Trout have their favorite resting places in the river, just like morels traditionally grow year after year in specific locales, most often near the base of dead elm trees. Like trout fishing, it takes patience and a keen eye to hunt the morel, but the physical reward is great if you are skilled and/or lucky enough to end the day with mushrooms in your bag. Mrs. tVM and I ventured into the woods four times last week in search of the prize and returned with an empty bag only once.
- Low in Calories and Fat – A 1-cup serving of raw morel mushrooms only contains 20 calories and provides 2 grams of protein, 0.4 grams of fat and 3.4 grams of carbohydrates, including 1.8 grams of fiber.
- High in Iron and Phosphorus – Morels provide a significant amount of iron and phosphorus. Eat a cup of morels, and you will have consumed 8 milligrams of iron — the recommended dietary allowance for adult men. (Women under 55 still need another 10 milligrams in their diet.) Getting enough iron in your diet will help prevent anemia, as iron is essential to form the red blood cells that transport oxygen throughout your body. Phosphorus also helps deliver oxygen and plays a role in forming strong bones and DNA.
- Rich in Vitamin D – Although not many foods are natural sources of vitamin D, you get about 100 international units of vitamin D in each cup of morel mushrooms you eat. You need vitamin D for proper immune function as well as for absorbing calcium to form strong bones. Getting plenty of vitamin D in your diet may help lower your risk for osteoporosis, cancer, type-2 diabetes, multiple sclerosis, and high blood pressure.
- Antioxidant All-Star – Morel mushrooms provide a significant amount of antioxidants. Consuming foods high in antioxidants may help prevent some health problems, including heart disease and cancer, as these substances help keep other substances called free radicals from damaging your cells.

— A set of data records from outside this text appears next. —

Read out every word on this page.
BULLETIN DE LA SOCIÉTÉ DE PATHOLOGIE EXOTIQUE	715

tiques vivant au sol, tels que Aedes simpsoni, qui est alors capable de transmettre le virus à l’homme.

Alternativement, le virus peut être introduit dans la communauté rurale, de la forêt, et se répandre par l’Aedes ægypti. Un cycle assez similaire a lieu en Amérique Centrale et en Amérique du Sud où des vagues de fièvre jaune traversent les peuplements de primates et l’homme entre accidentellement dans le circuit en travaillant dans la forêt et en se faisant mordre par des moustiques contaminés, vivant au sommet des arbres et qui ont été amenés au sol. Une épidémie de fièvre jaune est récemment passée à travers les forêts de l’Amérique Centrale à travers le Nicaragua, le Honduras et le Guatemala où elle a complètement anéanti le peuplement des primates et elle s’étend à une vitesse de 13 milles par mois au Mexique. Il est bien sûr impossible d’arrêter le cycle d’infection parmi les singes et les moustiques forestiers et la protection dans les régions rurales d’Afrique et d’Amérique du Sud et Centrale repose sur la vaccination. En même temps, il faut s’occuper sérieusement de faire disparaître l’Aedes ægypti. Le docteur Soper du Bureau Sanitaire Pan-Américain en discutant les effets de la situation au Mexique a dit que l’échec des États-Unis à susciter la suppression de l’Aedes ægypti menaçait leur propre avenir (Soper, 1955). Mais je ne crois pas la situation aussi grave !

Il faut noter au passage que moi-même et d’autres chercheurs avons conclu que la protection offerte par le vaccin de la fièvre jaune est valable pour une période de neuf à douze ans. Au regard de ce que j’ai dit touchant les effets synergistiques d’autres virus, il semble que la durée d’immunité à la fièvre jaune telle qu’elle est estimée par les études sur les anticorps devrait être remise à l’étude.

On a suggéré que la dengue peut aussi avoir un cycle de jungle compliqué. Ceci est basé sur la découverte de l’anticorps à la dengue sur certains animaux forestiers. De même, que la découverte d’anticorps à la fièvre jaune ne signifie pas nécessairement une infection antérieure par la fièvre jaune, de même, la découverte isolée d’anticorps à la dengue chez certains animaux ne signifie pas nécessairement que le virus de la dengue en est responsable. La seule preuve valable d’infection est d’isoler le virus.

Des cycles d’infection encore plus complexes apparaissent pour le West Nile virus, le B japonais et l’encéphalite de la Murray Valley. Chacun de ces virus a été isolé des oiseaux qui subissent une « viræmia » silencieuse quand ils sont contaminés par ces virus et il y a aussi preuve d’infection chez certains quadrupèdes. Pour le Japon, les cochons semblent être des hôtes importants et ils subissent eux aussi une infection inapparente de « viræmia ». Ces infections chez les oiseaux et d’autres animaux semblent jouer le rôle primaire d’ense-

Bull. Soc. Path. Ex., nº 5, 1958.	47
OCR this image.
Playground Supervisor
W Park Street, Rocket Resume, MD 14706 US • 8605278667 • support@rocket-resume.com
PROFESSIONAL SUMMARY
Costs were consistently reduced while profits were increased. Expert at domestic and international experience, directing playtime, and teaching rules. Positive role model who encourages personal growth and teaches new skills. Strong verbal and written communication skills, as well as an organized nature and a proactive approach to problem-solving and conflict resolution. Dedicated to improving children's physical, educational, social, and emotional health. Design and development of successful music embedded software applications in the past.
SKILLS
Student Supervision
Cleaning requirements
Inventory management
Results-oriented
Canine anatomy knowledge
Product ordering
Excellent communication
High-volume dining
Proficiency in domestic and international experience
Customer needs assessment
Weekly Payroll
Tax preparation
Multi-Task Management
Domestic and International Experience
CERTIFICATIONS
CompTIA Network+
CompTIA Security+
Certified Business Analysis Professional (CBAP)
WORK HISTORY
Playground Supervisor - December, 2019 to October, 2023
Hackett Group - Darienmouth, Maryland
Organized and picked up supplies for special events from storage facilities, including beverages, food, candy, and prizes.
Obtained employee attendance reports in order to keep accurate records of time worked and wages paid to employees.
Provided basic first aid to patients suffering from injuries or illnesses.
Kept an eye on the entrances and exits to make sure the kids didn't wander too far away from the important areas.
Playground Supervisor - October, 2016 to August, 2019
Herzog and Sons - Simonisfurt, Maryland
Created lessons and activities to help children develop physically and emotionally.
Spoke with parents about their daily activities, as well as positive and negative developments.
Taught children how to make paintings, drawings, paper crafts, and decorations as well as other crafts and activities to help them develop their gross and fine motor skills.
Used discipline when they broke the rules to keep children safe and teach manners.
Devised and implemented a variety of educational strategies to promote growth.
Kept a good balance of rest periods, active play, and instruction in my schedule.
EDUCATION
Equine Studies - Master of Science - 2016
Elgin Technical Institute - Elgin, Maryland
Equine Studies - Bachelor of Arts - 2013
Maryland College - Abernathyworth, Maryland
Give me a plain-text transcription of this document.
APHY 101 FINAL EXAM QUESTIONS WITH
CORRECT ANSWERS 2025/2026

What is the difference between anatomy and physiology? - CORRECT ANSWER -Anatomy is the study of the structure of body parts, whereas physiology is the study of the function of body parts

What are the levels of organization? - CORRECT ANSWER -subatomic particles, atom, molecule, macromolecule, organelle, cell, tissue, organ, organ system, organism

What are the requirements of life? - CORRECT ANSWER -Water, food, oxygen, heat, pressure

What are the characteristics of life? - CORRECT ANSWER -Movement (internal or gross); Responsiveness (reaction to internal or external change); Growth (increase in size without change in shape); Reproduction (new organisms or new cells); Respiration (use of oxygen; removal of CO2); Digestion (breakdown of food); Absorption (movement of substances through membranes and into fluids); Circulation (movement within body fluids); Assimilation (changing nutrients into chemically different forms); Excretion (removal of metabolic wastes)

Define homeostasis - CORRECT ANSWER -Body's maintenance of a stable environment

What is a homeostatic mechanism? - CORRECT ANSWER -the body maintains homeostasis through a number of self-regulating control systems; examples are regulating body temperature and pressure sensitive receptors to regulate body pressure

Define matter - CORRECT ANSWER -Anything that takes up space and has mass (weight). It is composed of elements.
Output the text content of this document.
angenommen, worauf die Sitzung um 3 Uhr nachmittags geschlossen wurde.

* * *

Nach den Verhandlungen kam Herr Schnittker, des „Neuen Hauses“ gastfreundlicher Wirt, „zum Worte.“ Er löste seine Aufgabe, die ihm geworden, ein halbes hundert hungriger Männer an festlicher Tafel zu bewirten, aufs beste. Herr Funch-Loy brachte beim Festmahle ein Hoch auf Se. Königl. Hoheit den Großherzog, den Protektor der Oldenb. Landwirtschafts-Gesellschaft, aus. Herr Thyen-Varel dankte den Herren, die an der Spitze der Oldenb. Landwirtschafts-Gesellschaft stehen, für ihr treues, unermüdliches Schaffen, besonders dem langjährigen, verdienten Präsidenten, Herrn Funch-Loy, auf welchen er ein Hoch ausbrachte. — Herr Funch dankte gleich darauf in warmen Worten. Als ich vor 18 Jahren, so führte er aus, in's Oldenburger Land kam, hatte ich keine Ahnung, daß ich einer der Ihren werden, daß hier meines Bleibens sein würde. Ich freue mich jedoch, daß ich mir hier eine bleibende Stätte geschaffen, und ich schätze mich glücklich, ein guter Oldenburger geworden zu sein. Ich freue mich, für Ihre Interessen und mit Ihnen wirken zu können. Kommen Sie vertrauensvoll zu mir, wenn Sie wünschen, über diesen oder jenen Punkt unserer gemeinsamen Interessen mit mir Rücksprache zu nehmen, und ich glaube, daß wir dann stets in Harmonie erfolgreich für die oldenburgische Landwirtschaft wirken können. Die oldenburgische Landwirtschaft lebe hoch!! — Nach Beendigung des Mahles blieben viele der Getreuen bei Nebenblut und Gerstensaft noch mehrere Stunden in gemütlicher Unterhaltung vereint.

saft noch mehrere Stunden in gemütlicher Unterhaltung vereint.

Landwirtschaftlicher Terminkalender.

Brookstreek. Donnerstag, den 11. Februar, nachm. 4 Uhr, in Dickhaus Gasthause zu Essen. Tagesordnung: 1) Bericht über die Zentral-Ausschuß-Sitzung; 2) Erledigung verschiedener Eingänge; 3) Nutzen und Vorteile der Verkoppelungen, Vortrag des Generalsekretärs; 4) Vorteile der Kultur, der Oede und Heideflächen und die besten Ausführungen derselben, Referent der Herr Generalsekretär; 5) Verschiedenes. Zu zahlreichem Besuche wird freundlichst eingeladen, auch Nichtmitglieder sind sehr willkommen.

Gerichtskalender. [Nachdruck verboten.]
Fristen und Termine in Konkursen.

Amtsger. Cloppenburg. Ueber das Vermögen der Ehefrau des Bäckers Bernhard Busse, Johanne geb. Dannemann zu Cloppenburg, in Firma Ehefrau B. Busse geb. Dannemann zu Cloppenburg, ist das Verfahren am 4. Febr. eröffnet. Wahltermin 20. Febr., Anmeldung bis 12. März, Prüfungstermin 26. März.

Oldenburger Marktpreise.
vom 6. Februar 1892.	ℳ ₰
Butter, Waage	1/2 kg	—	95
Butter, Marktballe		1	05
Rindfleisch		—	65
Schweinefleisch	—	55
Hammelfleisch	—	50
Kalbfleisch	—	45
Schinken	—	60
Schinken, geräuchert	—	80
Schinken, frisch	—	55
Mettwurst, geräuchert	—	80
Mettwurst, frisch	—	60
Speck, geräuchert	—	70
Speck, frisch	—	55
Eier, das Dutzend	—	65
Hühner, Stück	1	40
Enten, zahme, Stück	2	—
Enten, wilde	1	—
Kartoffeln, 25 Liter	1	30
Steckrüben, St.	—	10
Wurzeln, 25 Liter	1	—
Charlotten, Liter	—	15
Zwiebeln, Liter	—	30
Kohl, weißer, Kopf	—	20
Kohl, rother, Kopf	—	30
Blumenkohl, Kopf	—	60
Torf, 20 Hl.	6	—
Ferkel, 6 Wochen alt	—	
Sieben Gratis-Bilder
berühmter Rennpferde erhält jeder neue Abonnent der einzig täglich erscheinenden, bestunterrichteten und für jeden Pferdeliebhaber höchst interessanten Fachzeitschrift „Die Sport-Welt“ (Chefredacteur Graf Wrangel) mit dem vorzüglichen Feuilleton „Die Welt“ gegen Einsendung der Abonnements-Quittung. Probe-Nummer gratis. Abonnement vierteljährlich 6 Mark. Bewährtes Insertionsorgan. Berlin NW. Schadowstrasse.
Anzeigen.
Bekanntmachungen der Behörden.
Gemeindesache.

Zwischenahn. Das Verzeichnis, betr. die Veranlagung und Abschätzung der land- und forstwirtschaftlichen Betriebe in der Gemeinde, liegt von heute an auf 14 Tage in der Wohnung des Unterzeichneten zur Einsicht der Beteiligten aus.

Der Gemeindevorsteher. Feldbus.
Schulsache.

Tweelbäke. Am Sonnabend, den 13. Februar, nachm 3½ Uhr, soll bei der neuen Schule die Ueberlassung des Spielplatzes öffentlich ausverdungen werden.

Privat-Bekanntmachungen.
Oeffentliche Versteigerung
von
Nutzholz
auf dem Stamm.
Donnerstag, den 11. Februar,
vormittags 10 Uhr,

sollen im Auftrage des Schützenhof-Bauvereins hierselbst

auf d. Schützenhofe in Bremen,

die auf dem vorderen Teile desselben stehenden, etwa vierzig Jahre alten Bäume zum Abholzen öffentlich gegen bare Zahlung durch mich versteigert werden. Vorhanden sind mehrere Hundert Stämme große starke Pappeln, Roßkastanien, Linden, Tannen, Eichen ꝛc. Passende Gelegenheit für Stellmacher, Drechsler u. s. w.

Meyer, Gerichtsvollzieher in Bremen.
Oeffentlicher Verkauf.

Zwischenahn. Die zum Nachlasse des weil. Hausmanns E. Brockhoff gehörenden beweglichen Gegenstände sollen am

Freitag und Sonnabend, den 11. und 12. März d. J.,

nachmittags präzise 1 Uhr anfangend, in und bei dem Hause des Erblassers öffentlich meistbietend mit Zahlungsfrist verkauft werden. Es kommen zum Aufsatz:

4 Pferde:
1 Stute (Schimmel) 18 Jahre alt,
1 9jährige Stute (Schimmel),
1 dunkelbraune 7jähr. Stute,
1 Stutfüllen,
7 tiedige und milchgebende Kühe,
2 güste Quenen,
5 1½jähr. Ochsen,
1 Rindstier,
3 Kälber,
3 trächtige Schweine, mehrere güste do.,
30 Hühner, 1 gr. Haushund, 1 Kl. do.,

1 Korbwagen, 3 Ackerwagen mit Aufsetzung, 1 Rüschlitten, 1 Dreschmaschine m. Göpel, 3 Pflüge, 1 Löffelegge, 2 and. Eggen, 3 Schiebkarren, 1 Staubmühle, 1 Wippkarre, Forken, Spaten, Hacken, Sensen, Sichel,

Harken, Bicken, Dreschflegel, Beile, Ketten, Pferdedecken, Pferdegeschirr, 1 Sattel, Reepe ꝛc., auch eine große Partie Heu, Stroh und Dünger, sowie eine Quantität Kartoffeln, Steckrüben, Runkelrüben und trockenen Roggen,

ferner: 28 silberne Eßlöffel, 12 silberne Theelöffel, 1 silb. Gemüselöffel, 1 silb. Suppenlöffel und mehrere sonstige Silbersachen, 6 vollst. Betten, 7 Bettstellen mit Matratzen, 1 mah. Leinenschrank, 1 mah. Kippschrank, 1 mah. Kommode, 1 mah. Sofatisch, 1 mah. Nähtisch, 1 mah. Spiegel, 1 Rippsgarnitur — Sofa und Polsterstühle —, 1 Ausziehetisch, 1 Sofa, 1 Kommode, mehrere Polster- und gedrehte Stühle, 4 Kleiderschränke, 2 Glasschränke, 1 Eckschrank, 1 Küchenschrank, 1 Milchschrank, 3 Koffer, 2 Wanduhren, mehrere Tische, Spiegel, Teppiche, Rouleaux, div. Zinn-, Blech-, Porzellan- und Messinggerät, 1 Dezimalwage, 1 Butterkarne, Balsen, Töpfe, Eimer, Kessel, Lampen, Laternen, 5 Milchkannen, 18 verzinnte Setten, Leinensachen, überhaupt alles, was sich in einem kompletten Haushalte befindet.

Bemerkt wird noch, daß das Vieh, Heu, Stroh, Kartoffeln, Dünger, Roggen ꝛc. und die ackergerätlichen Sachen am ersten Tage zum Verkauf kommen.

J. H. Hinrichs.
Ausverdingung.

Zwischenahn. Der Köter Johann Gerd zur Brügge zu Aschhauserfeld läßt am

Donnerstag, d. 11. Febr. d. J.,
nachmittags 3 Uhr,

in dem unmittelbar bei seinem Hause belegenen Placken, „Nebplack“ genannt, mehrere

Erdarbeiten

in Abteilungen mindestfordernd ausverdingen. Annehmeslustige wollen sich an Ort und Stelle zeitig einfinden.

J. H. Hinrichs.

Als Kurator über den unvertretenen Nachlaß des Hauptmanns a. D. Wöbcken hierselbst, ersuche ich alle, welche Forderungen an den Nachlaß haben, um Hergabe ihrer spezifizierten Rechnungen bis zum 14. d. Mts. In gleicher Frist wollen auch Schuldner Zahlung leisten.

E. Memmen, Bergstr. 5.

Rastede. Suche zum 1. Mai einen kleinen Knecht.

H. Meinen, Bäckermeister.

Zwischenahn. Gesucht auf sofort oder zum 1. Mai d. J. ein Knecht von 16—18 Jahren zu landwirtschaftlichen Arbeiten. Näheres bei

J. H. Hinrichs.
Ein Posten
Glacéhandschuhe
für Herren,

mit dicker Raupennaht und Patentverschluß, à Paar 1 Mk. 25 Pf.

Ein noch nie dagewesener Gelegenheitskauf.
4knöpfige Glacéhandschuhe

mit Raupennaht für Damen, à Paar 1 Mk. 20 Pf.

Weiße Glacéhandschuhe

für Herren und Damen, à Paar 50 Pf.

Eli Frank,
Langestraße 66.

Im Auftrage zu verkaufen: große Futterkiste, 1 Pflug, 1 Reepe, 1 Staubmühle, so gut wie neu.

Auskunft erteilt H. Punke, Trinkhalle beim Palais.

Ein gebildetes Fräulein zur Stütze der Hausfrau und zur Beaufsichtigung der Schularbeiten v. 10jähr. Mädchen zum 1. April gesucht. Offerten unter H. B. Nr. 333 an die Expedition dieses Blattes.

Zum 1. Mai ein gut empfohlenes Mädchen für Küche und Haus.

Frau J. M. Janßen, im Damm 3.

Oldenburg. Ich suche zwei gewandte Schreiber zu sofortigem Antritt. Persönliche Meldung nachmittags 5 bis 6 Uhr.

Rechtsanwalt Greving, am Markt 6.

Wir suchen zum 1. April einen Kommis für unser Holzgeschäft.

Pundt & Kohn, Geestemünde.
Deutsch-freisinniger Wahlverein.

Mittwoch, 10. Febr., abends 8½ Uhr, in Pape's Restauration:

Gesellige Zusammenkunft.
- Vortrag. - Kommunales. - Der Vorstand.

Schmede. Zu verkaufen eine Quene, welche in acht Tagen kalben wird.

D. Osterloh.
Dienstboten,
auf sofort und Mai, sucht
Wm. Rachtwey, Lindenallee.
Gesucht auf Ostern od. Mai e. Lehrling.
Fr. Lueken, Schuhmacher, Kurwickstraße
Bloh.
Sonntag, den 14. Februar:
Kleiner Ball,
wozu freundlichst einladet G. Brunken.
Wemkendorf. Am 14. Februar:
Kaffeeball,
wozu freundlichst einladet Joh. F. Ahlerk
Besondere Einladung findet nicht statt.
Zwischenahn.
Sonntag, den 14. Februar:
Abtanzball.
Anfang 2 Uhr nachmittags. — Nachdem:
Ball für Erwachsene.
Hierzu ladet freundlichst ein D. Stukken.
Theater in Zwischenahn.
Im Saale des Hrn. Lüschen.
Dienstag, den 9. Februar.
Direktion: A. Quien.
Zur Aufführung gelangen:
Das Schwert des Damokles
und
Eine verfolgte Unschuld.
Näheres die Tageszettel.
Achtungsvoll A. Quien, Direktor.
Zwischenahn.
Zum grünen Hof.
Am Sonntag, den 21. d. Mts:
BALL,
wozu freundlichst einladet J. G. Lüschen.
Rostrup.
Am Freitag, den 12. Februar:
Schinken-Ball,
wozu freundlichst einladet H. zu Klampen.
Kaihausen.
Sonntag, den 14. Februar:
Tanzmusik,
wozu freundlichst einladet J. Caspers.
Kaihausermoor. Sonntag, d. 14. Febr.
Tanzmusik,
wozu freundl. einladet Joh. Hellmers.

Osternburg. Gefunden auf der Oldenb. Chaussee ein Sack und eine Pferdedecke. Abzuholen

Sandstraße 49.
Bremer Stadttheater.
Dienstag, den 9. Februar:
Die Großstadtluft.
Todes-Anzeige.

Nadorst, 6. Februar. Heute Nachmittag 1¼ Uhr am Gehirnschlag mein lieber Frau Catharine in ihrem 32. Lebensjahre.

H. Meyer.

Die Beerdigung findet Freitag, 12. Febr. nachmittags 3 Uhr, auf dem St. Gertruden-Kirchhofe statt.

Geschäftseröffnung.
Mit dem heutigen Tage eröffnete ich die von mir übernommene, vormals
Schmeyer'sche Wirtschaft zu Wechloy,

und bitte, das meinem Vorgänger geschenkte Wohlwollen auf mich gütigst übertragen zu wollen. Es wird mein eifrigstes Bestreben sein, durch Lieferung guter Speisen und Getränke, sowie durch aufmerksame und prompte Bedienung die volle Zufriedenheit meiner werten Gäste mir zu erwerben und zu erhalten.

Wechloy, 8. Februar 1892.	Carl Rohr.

In addition to all of those positive health benefits, morels are easy to cook and delicious! I cook them in a cast iron skillet with no butter or oil at medium-high heat. After browning them in their own natural juice that comes out with the heat, I add a pat of butter, a bit of minced garlic and – my secret ingredient – a few healthy shots of soy sauce. The morels will complement any meal.
Years ago when we lived in Tucson, Mrs. tVM and I made weekly forays into the desert to collect and harvest prickly pear fruit, jojoba nuts, wolfberries and – my favorite – hackberries. We even collected interesting stones we found in the washes, horseshoes, barbed wire, and even javelina skulls. Truth be told, our countless hours in the desert brought inner peace, overall contentment, and solace unachievable through any other activity. Regardless of where you live, there is a nearby treasure waiting to be found. Seek it and remember, the joy of adventure is in the doing. Can’t wait for the summer to hunt wild berries in the Wisconsin woods!